# By the continuity of the inner product, a subspace of a Hilbert space is closed?

Let $(e_n)$ be an orthonormal sequence in a Hilbert space $H$. The following are equivalent:

1. $(e_n)$ is complete.
2. $\text{clin}\{e_n \ | \ n\in \mathbb{N}\} = H$,
3. $||x||^2 = \sum_{n=1}^\infty |(x,e_n)|^2, \quad \text{for all} \ x\in H$.

For showing $(2)=>(1)$, the following text is used in the proof

Let $x\in H$ such that $(x,e_n)=0$ for all $n$. Define $$E = \{y\in H : (x,y) = 0\}.$$ $E$ is a subspace of $H$ and by the continuity of the inner product it is closed.

I don't understand how the continuity of the inner product is used to state $E$ is closed?

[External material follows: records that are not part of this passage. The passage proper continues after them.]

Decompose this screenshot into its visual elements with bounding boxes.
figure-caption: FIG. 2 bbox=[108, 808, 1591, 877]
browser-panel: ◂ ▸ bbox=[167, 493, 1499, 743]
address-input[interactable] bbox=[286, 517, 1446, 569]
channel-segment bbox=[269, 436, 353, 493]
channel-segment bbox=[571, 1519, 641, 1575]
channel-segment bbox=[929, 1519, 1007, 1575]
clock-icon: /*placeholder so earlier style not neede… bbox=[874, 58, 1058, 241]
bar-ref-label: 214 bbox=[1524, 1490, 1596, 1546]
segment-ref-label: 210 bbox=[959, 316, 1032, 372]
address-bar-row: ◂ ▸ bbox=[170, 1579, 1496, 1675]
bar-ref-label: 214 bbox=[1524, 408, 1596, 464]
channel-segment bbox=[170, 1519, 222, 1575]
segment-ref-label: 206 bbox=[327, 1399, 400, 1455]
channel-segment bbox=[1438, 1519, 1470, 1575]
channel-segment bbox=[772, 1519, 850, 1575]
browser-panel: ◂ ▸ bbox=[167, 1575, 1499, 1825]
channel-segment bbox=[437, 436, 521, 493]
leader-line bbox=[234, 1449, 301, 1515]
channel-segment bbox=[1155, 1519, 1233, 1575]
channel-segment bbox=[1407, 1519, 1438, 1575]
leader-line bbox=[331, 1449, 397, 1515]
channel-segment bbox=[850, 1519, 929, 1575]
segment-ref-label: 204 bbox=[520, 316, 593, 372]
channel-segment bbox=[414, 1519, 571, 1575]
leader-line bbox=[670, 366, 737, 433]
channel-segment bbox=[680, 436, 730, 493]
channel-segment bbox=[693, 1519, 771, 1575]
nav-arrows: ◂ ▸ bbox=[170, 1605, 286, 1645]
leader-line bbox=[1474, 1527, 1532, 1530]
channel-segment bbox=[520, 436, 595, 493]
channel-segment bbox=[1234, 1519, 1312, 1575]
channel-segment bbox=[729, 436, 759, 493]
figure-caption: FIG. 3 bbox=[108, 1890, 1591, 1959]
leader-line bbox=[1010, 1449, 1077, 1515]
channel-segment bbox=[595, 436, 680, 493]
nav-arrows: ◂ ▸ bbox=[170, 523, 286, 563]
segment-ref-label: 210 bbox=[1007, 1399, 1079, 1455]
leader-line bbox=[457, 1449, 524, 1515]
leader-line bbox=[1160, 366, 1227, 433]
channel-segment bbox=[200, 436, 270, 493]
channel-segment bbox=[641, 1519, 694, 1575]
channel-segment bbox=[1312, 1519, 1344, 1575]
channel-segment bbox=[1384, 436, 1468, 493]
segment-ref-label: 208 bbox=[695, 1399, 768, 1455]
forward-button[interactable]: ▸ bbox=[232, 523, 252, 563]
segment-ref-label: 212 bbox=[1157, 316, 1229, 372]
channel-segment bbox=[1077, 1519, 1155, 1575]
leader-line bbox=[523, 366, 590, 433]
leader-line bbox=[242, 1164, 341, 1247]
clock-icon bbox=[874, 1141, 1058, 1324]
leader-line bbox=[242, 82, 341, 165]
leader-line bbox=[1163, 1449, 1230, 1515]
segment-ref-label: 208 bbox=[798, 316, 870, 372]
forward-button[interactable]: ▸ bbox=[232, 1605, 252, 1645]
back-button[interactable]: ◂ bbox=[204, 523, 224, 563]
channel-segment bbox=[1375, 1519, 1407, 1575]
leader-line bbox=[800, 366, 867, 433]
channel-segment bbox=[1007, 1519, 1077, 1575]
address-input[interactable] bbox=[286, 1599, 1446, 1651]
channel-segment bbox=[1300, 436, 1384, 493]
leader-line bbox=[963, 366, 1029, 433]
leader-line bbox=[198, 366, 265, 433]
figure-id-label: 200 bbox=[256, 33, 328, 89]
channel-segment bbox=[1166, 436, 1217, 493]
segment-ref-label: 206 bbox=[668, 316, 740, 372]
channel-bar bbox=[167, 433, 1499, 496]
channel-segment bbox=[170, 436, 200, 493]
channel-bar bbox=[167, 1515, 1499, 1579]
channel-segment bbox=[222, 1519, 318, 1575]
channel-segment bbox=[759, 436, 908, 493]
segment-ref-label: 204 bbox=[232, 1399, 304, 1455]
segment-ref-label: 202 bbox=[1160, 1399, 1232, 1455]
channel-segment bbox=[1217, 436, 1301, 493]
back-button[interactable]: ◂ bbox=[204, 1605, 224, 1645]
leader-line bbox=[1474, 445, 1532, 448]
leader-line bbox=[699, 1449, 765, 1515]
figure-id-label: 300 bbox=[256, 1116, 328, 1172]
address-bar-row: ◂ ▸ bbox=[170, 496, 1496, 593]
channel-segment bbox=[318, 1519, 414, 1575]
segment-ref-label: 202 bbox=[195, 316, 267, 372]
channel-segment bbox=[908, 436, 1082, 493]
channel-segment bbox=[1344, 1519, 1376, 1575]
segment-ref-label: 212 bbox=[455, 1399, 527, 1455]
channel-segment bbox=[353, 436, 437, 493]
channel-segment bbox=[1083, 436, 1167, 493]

Let $(y_n)$ be a convergent sequence in $E$ and denote by $y_0$ its limit.
We have $(x,y_n)=0$ for all $n$ and, by continuity of the inner product:
$(x,y_n) \to (x,y_0)$.
This shows $(x,y_0) =0$, hence $y_0 \in E$.
Fix $x \in H$, and consider the function $$H \to \mathbb C$$ sending $$y \mapsto (x, y).$$ As you say, this is a continuous function.
Being continuous, the preimage under this function of every closed subset of $\mathbb C$ is a closed subset of $H$. In particular, the preimage of $\{ 0 \} \subset \mathbb C$ is $$E = \{ y \in H \ : \ (x, y) = 0 \},$$ and this is a closed subset of $H$.